Substrate channeling in JA biosynthesis
I am very happy that this work got finally published. Thanks to all co-authors for joining forces in this truly international project
Oxygenated membrane fatty acid derivatives termed oxylipins play important roles in plant defense against biotic and abiotic cues. Plants challenged by insect pests, for example, synthesize a blend of different defense compounds that include volatile aldehydes and jasmonic acid (JA), among others.
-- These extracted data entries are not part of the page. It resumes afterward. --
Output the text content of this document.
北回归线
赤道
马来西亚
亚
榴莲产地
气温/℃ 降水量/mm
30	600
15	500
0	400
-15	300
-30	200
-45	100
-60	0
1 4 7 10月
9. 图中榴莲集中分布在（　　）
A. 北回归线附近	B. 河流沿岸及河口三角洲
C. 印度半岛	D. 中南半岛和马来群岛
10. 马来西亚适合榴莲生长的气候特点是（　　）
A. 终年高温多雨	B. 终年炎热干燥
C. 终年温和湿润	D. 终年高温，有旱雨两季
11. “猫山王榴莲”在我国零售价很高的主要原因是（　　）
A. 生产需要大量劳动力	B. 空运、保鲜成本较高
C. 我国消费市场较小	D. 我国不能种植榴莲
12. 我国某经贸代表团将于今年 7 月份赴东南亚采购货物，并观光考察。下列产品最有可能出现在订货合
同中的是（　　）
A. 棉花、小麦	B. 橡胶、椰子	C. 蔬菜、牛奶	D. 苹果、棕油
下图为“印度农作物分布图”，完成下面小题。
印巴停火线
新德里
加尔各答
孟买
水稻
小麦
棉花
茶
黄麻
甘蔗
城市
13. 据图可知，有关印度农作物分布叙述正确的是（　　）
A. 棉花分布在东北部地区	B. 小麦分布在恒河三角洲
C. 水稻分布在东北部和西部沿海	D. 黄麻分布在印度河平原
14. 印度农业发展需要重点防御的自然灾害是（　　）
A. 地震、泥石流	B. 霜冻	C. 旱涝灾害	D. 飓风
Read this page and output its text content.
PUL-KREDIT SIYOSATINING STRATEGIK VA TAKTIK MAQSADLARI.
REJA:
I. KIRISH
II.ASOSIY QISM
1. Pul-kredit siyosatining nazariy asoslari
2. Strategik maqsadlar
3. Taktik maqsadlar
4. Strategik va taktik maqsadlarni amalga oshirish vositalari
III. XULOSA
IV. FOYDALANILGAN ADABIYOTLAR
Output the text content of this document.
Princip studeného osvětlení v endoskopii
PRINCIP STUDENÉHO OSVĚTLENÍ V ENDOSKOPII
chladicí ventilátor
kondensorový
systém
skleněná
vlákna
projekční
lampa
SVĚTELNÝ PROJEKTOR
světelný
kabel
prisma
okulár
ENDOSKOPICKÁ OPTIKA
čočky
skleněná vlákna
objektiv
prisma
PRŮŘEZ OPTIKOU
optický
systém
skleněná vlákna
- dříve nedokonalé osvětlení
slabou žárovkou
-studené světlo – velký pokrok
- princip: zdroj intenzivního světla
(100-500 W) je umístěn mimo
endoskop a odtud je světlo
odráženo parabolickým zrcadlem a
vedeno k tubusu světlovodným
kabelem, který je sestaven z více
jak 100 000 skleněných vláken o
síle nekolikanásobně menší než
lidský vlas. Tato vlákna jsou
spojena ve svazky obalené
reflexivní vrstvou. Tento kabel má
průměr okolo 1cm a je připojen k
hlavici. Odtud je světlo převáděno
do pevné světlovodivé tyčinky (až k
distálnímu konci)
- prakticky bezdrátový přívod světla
Because all oxylipins are derived from the same pathway, we investigated how their synthesis might be regulated, focusing on two closely related atypical cytochrome P450 enzymes designated CYP74A and CYP74B, respectively, allene oxide synthase (AOS) and hydroperoxide lyase (HPL). These enzymes compete for the same substrate but give rise to different products: the final product of the AOS branch of the oxylipin pathway is JA, while those of the HPL branch comprise volatile aldehydes and alcohols. AOS and HPL are plastid envelope enzymes in Arabidopsis thaliana but accumulate at different locations. Biochemical experiments identified AOS as a constituent of complexes also containing lipoxygenase 2 (LOX2) and allene oxide cyclase (AOC), which catalyze consecutive steps in JA precursor biosynthesis, while excluding the concurrent HPL reaction. Based on published X-ray data, the structure of this complex was modelled and amino acids involved in catalysis and subunit interactions predicted. Genetic studies identified the microRNA 319-regulated clade of TCP (TEOSINTE BRANCHED/CYCLOIDEA/PCF) transcription factor genes and CORONATINE INSENSITIVE 1 (COI1) as controlling JA production through the LOX2-AOS-AOC2 complex. Together, our results define a molecular branch point in oxylipin biosynthesis that allows fine-tuning of the plant’s defense machinery in response to biotic and abiotic stimuli.